Pocket pinch- Meal for 2- About 600-700 Rupees with a beer.
Value for money- 7/10

Restaurant- Marco Polo- Deshapriya Park

Ive been going there for some years now and the service remains impeccable. This restaurant has two floors. The lower floor has the bar and is a smoking zone but it has the better look while the upper floor is stark in comparison with no sofas and a smaller area. Suggestion- They could make it into a lounge type space.

Food- Absolutely delicious. I have not yet heard anyone deny that. Their kebabs are mouth watering, stakes are very good. The biryani is not that special, and has no variety. Its muticuisine, the logic being that they cover those places which Marco Polo may have visited on the course of his journey. So there is continental- stakes and salads, Indian of course, some Bengali, North West frontier... but menu is more or less limited.
Their desserts are good, but Im always full by the time I reach my Caramel Custard (very well made) or their chocolate mousse ( not that soft, but quite ok, very chocolatey).

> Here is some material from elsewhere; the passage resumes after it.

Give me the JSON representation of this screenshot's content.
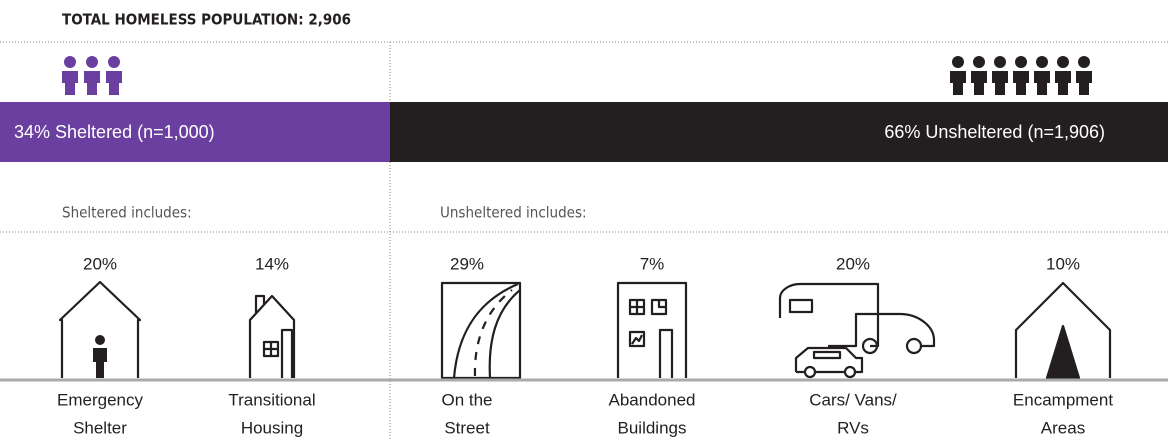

Pcoket pinch- Expensive. A three course meal for 2, with a starter, two mail dishes and two desserts will cost around 1500 to 2000 Rupees.

Value for money- 7/10

Friday, May 2, 2008

Tram Tracks

Unending story?
This time its Tollygunj. The stretch from Tolly Golf Club area to Anwar Shah Road has been dug up for some weeks now, closing many exit points, reducing traffic flow to two lanes each and making it a nightmare during office hours .
This morning, hope shines, new tracks have already been laid. Still a long way to go, but hopefully once it is done the road will be drivable once again.
But once that stretch is done they are surely going to dig up the Anwar Shah crossing. Thats where the tram tracks are worst. The car literally dives down a cliff face and drives up another, hitting the bumper if one is not very careful.
And its dangerous, because no one is sure what the traffic lights signify... or even, why they are there. No one follows signals at the crossing, and I have never seen a policeman anywhere nearby.
PS- thats supposedly a highly accident prone zone. (Years back, I had lost a friend to a trucks rash driving at that very crossing, bang in front of the mutton shop)

A city diary

Have you ever googled Kolkata? Have you tried to find info on restaurants, movie halls, tourist sites, or just plain wanted to know whats on in the city. Its amazing how much info is available on any other city and how little on the cliched city of joy.
So, a city diary, because Kolkata needs some good PR.